Echoes of Reagan
Drawing a political through line between 1970 and 2020
Late in the second episode of the new documentary mini-series The Reagans, we are reminded of history’s echoes and how they continue to reverberate. Ronald Reagan, hailed as a saint of modern conservatism, laid the groundwork for what would unfold some five decades later during the Trump era. We learn that “Make America Great Again,” a phrase married so tightly to our perception of Trump, was lifted right from Reagan’s playbook. And even more than just political sloganeering, Trump also borrowed from him in more substantial ways, scapegoating the political left and using much of the same earlier language and strategy of Reagan in doing so.
In the spring of 1969, the UC Berkeley campus was one of the thriving epicenters of the nationwide protest movement against the Vietnam War. Fueled by political activism amongst the student body and the Free Speech Movement, People’s Park, adjacent to the campus, became a living symbol of political resistance. Students and community members planted trees, flowers, and handed out free food in the park throughout the spring, largely without issue. A “free speech” microphone, both a symbol and a tool, provided a voice for protesters, poets, and rabble-rousers alike.
But all of this beatific gathering met its end only four weeks later. On May 15th, 1969, then-governor of California Reagan, three years into his first term, abruptly ordered the park to be fenced in, cleared out, and cordoned off at 4 am. By morning, some 3,000 students amassed in Sproul Plaza, long a gathering place for campus rallies and protests. Framing the protesters, in concert with J. Edgar Hoover it was later revealed, as a “front for communist activity” and calling it a “plot,” with a “conspiratorial side to it,” Reagan reacted with brute force, sending in 791 local police and 2,700 National Guard. The skirmishes escalated and spread from the campus to Berkeley’s nearby neighborhoods, with tear gas flying, and eventually, real bullets as well. 128 people were wounded, 1,000 arrested, and 25-year-old James Rector died after being shot by local police in the melee.
It was a dark moment in history and one that mirrors recent events under Trump’s watch.
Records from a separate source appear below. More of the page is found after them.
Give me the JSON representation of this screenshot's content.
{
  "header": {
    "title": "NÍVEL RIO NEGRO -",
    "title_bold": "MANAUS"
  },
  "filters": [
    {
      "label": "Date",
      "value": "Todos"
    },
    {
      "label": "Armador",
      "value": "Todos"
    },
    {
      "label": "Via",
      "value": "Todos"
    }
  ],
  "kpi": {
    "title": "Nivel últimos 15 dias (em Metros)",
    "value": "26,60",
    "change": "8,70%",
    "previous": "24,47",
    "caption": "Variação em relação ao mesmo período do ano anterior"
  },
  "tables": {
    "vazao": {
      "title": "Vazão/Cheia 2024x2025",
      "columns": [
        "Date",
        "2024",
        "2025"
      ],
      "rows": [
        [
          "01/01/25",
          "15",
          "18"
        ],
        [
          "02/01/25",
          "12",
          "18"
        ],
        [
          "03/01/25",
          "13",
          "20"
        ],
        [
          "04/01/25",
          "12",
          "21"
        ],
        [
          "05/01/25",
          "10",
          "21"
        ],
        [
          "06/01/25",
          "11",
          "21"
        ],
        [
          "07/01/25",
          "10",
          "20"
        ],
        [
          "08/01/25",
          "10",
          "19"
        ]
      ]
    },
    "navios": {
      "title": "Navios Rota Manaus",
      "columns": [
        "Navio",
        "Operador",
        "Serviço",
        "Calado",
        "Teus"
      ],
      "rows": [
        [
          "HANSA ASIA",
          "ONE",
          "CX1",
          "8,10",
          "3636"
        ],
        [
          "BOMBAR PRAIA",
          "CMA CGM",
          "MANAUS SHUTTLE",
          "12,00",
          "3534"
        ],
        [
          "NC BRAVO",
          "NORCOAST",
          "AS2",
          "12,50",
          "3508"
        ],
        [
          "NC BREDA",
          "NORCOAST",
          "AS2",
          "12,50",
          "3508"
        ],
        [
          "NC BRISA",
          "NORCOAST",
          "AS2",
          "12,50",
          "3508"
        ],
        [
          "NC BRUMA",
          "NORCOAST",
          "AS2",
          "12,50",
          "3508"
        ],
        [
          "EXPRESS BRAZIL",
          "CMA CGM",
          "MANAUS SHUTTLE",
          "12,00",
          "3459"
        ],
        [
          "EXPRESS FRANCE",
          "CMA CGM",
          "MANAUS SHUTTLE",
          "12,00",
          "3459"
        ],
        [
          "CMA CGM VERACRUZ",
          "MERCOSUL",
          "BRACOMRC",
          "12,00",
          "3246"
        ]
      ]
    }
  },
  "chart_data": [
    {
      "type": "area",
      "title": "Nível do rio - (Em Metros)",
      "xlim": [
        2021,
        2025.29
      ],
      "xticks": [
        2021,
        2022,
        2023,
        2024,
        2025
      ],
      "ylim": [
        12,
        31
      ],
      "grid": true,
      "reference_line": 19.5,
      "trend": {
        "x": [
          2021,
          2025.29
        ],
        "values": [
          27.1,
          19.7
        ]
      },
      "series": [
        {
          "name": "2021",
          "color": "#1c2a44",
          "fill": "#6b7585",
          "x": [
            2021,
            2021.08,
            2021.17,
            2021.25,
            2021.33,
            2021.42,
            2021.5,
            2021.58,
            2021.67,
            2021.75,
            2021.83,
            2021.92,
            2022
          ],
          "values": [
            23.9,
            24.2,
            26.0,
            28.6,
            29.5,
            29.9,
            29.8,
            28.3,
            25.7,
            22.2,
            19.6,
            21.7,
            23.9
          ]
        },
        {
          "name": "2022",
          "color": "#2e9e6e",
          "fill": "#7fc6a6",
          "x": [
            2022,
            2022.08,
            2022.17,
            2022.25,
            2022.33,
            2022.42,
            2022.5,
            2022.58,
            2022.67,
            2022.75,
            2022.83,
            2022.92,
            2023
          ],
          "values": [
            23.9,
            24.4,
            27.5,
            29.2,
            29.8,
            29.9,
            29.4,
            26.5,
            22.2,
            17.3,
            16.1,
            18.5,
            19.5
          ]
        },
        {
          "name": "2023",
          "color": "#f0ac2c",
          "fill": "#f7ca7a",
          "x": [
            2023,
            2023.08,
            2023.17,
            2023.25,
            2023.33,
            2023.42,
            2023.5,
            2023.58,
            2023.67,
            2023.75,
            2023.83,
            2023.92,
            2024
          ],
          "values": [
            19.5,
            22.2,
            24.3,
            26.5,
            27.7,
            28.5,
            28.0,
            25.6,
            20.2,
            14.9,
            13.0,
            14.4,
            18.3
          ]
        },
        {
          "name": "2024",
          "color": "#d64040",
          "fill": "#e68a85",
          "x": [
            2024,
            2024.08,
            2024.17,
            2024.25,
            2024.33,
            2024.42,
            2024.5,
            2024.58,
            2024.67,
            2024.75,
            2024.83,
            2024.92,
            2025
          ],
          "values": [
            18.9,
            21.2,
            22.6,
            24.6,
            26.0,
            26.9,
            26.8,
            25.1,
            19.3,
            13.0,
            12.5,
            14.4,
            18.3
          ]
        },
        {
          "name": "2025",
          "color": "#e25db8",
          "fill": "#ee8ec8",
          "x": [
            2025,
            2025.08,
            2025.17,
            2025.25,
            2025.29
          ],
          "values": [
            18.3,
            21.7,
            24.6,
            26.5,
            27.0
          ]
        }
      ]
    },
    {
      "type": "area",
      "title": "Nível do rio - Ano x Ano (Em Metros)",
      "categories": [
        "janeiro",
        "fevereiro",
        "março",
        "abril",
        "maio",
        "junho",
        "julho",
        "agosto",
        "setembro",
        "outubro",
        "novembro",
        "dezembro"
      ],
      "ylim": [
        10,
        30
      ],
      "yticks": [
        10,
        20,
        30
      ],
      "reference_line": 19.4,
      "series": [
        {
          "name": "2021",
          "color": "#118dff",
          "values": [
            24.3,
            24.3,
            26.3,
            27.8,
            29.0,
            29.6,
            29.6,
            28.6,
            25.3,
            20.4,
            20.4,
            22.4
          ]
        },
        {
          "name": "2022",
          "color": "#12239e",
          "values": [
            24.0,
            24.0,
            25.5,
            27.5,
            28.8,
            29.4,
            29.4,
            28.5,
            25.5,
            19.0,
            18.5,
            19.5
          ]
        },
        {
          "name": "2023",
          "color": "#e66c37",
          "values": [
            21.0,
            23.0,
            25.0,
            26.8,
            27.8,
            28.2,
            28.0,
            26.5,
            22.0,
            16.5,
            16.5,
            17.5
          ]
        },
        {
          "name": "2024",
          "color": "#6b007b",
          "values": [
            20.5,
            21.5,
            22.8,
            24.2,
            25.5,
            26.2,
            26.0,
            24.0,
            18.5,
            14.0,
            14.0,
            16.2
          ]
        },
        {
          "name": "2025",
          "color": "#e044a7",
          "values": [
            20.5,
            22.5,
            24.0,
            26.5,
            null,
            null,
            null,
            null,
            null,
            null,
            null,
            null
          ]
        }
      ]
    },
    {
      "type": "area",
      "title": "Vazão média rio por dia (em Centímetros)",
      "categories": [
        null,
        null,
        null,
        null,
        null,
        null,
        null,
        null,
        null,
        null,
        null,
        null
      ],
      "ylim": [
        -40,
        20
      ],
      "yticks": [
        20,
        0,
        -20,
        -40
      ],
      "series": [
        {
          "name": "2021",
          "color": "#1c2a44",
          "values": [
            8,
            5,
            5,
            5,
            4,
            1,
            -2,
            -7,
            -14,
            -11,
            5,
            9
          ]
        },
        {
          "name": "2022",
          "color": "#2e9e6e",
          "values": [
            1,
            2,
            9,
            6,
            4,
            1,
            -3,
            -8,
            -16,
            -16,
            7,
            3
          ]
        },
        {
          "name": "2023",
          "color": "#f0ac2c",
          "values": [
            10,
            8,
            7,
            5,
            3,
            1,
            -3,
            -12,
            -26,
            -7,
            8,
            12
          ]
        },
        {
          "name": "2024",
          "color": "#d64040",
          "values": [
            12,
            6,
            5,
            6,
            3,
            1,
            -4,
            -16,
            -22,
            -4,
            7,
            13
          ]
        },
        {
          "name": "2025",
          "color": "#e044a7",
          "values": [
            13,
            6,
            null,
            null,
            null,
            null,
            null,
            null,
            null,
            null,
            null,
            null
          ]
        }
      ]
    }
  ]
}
Reagan blamed Democratic university leaders for not controlling the “violent mobs,” and Trump would take the same tack in claiming Portland’s Democratic leadership had “lost control of the anarchists and agitators.” Reagan sent in the National Guard; Trump called upon Customs and Border Protection.
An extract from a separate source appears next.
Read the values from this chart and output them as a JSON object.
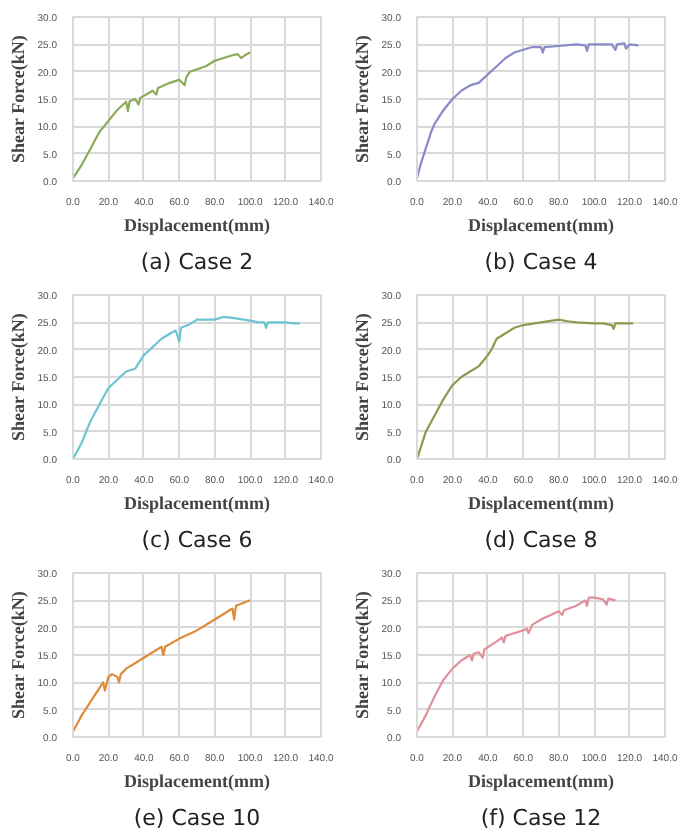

Neither the local leadership of Berkeley in 1969 or of Portland in 2020 wanted federal assistance. In fact, they both explicitly spoke out against it. The Berkeley City Council voted 8–1 in support of People’s Park, as did a 642–95 yes/no vote in the UC Faculty Senate, as well as 12,719 out of 14,969 members of the student body voting in favor of letting the park stand. Likewise, Oregon governor Kate Brown didn’t mince words during several tumultuous months this summer, calling Trump’s response of force in Portland political theater, pleading along with Portland mayor Ted Wheeler that federal involvement was feeding the fire rather than dousing it.
It’s an adage that war-time presidents win re-election. Heading into a re-election year in 1970, Reagan met with a group of governors and famously said of the protesters, “if it takes a bloodbath, let’s get it over with,” and in The Reagans mini-series, Reagan’s chief political strategist at that time, Stu Spencer, flippantly says “bomb the bastards” when asked if he supported the tear-gassing of the UC Berkeley campus in response to the People’s Park debacle. Fifty years later, Trump would describe the summer protests across America in an eerily similar way, saying “it’s like a war. And we will end it fast.”
Such are the words of conflict, and Reagan carved his identity in this brand of incendiary and divisive politics. At war with the left, and at war with an undeniable surge in youthful activism, he consolidated his conservative base, sailing to a comfortable California gubernatorial win in 1970, getting 500,000 more votes than the Democratic challenger. And in borrowing Reagan’s strategy, Trump nearly did the same in the recent national election. But, the political echoes of 1970 had faded just enough in the intervening years, their resonance still heard, but not convincing enough to keep ringing on.